My sister passed over yesterday. Unbelievably, she had been suffering from Breast Cancer without telling a single soul (unfortunately including her doctor). I knew she was unwell, but never dreamt it was anything so serious. She came to stay with me a couple of weeks ago, and after a couple of call outs from my own GP (who she refused to allow an examination), I eventually caught sight of what I thought was a bruise on her upper chest. When I pulled back her nightie, I was mortified by what I saw. She has never been in hospital and was too terrified to tell anyone. By then, however, it was far too late. She had been suffering with her breathing and I thought she maybe had pneumonia or pleurisy - hence my constant calls to my doc, but when the ambulance (called by my doc) arrived, it was obvious it was far far worse than I could possibly have dreamt of. Within a couple of hours of arrival at the hospital, I was told it had spread throughout her body and she had possibly 24 hours to live. I stayed with her 24 hours a day throughout the next few days and she passed Monday morning 9th June at 8.30.

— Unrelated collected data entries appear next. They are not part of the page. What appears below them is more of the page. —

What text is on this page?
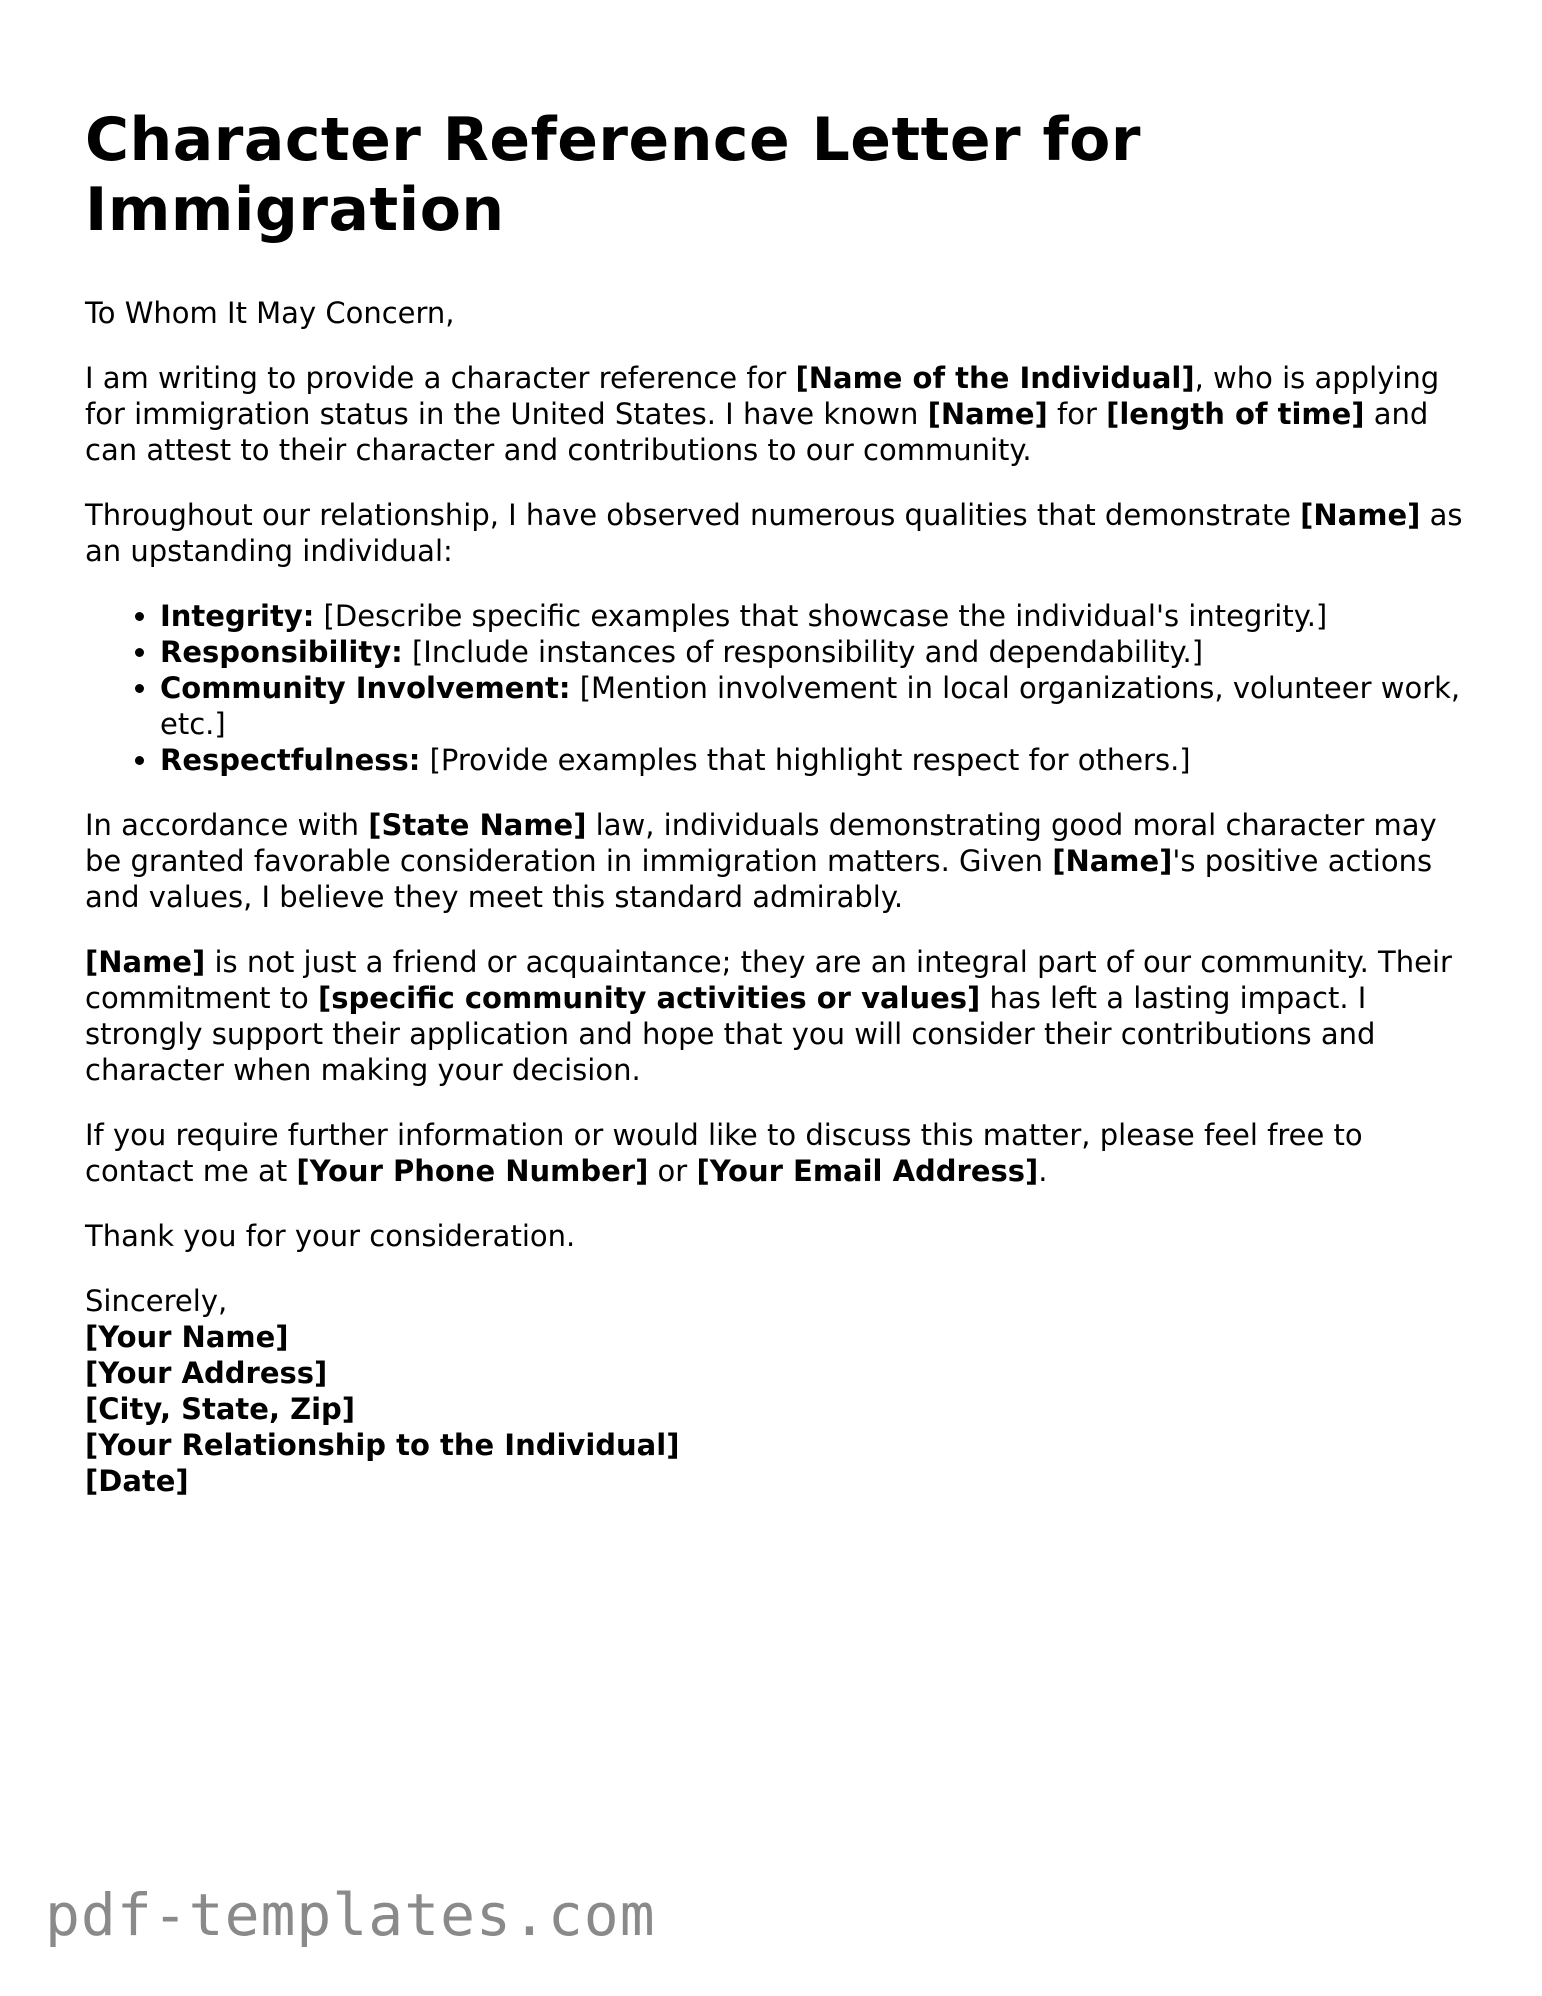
Character Reference Letter for Immigration

To Whom It May Concern,

I am writing to provide a character reference for [Name of the Individual], who is applying for immigration status in the United States. I have known [Name] for [length of time] and can attest to their character and contributions to our community.

Throughout our relationship, I have observed numerous qualities that demonstrate [Name] as an upstanding individual:

• Integrity: [Describe specific examples that showcase the individual's integrity.]
• Responsibility: [Include instances of responsibility and dependability.]
• Community Involvement: [Mention involvement in local organizations, volunteer work, etc.]
• Respectfulness: [Provide examples that highlight respect for others.]

In accordance with [State Name] law, individuals demonstrating good moral character may be granted favorable consideration in immigration matters. Given [Name]'s positive actions and values, I believe they meet this standard admirably.

[Name] is not just a friend or acquaintance; they are an integral part of our community. Their commitment to [specific community activities or values] has left a lasting impact. I strongly support their application and hope that you will consider their contributions and character when making your decision.

If you require further information or would like to discuss this matter, please feel free to contact me at [Your Phone Number] or [Your Email Address].

Thank you for your consideration.

Sincerely,

[Your Name]

[Your Address]

[City, State, Zip]

[Your Relationship to the Individual]

[Date]

pdf-templates.com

I don't know what I will do without her. We drove each other nuts sometimes, as Sisters do, but she was always there for me when I needed her, and vice versa I like to think. After her husband died on March 29th this year, we only had each other. We had lost our mum when I was 12 (she was 22), and our Dad 5 years ago. We had decided to buy a house together and she was going to invest in my business so that instead of working for me, she would be a partner. She was so excited, but yet she was hiding this secret that was going to ensure none of this ever happened. Why didn't she tell me? Cos she knew I would make her have treatment - no matter what. Instead, she left it too late, and now she has gone. I am devastated.
This is the last picture I ever took of her. I took her away for her birthday in April this year. Who would have believed that 6 weeks later she would be gone.